As is true of many California native plants, over the millenia, different species and sub-species have evolved to adapt to the widely varying climates in California. In some cases, the variations in species and subspecies are quite slight. For instance, we have a native, San Francisco sub-species of Manzanita, Arctostaphylos hookeri, subsp. franciscana, common name Franciscan Manzanita. (Until recently, the San Francisco subspecies was thought to be extinct in the wild. A few, low shrubs could be found in various botanical gardens. Happily, during the recent re-construction of Doyle Drive , the access road to the Golden Gate Bridge, a huge patch of native San Franciscan Manzanita was discovered.)

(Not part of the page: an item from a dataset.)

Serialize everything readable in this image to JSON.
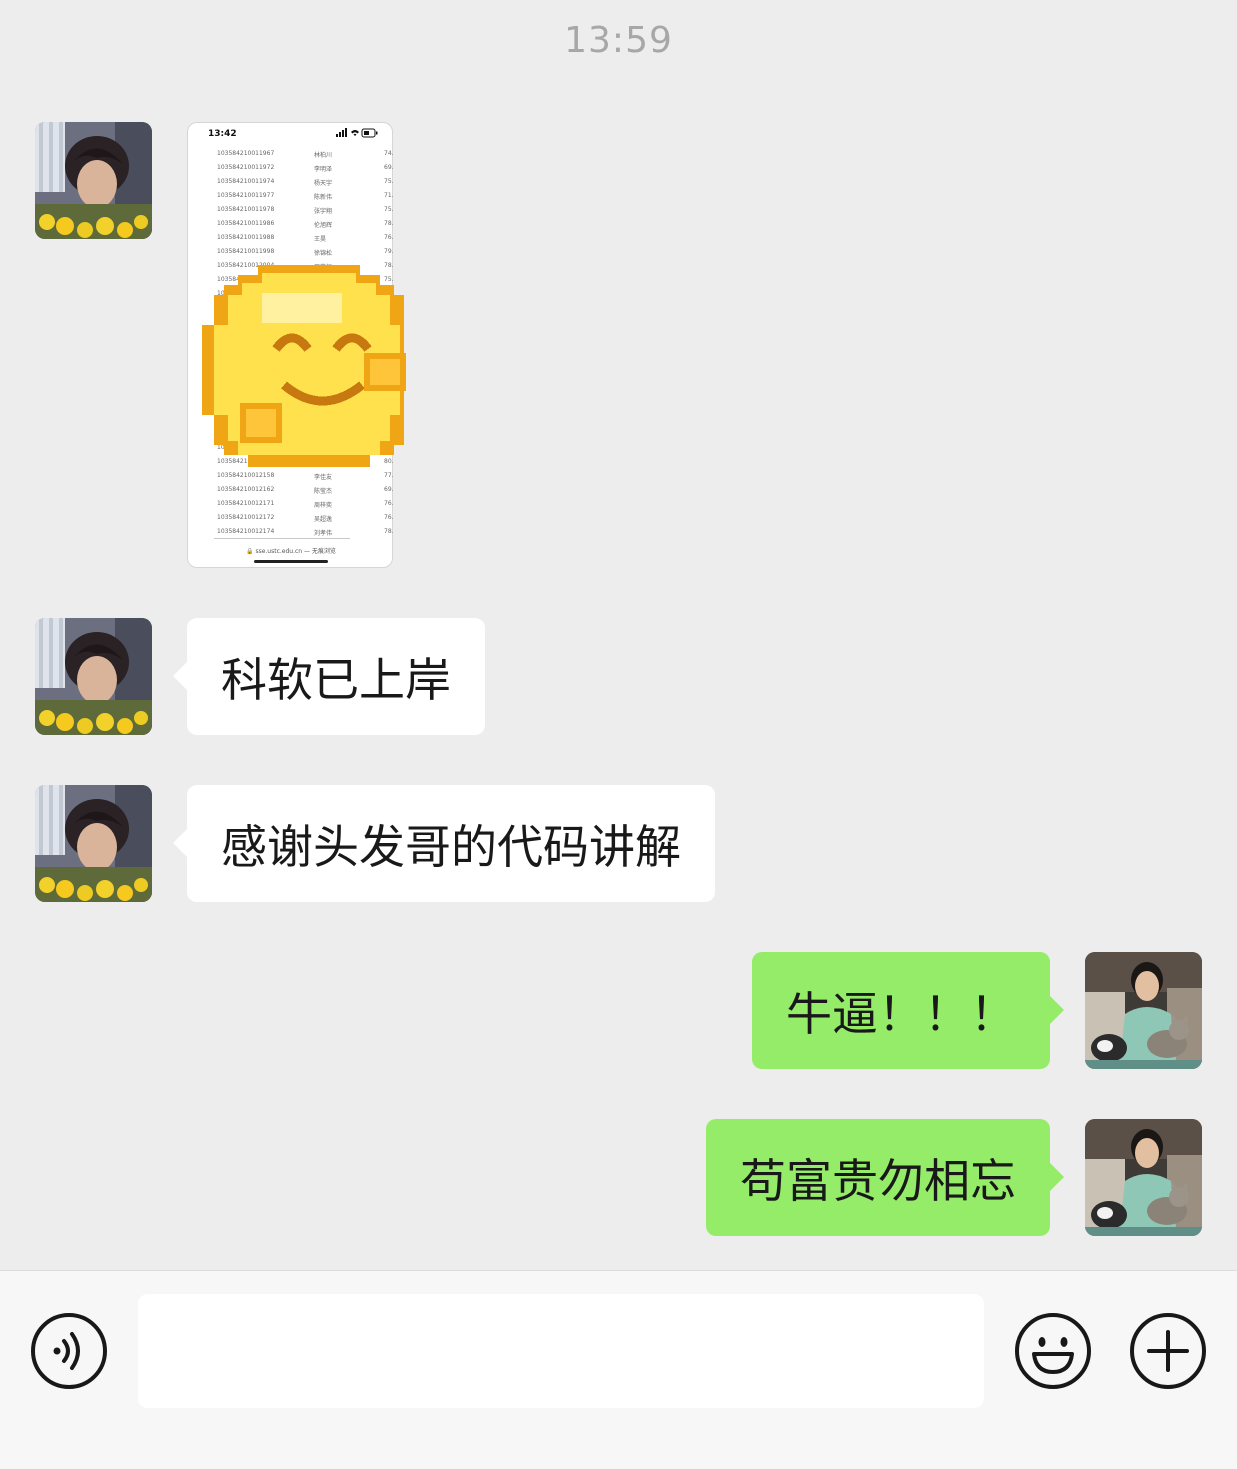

This San Francisco sub-species is one of many closely related Bay Area forms of Manzanita. “Tamalpais Manzanita, “Presidio Manzanita,” and “Hearst’s Manzanita” are all also subspecies of A. hookeri. The Presidio form is endangered (presumably due to the urban proximity of its native habitat), but the Tamalpais and Hearst’s subspecies are thriving.
Whenever I visited Santa Barbara, I used to succumb to temptation and bring back a couple of plants from the Santa Barbara garden nursery. Then, a biologist explained to me that it is ill-advised to bring Santa Barbara natives to the Bay Area. Apparently, “foreign plants” from a different eco-system could cross-pollinate with local species and mess up the local gene pool. So now I demur.
All Manzanitas along the coast bloom in early spring (beginning in February or March). The exact date each year depends on the timing of the winter rainfall. Some blossoms are pinkish, some pure white. All take the form of tiny, urn-shaped bells, hanging in clusters. The branches of every species are twisted in arresting, sculpture-like configurations set off by the Manzanita hallmark of smooth, deep-red bark.
The Santa Barbara garden used to have, in addition, a splendid collection of Ceanothus. Also known as California wild lilac, Ceanothus is another early spring bloomer. Although its blossoms range in color from white to intense, purple-blue, the best known species bear blue blossoms, sometimes in profuse numbers.
Unfortunately, in one of the recent and all-too-common Santa Barbara wild fires, “Ceanothus Hill,” as it is known, was completely scorched. So, now, you must go to Berkeley or the San Francsico Botanical Garden’s native plant section, to enjoy Ceanothus in the spring.
One of the common species of Ceanothus local to the Bay Area is Ceanothus thyrsiflorus, also known as “Blue Blossom.” It is said that a bush of C. thyrsiflorus could be found in the front garden of almost every early San Francisco house. I suspect that it is since the 1906 fire that these Ceanothus have disappeared from the city. They are still abundant in the wild.
After the amateur botanist has trained his eye in one of the botanical gardens to recognize Manzanita and Ceanothus, he should venture into the field. Many handsome forms of both genuses can be found in the Pt. Reyes vicinity, around Half Moon Bay, on the slopes of Mt. Diablo and in San Simeon State Park. Not surprisingly, many California native plants flourish in these wild areas.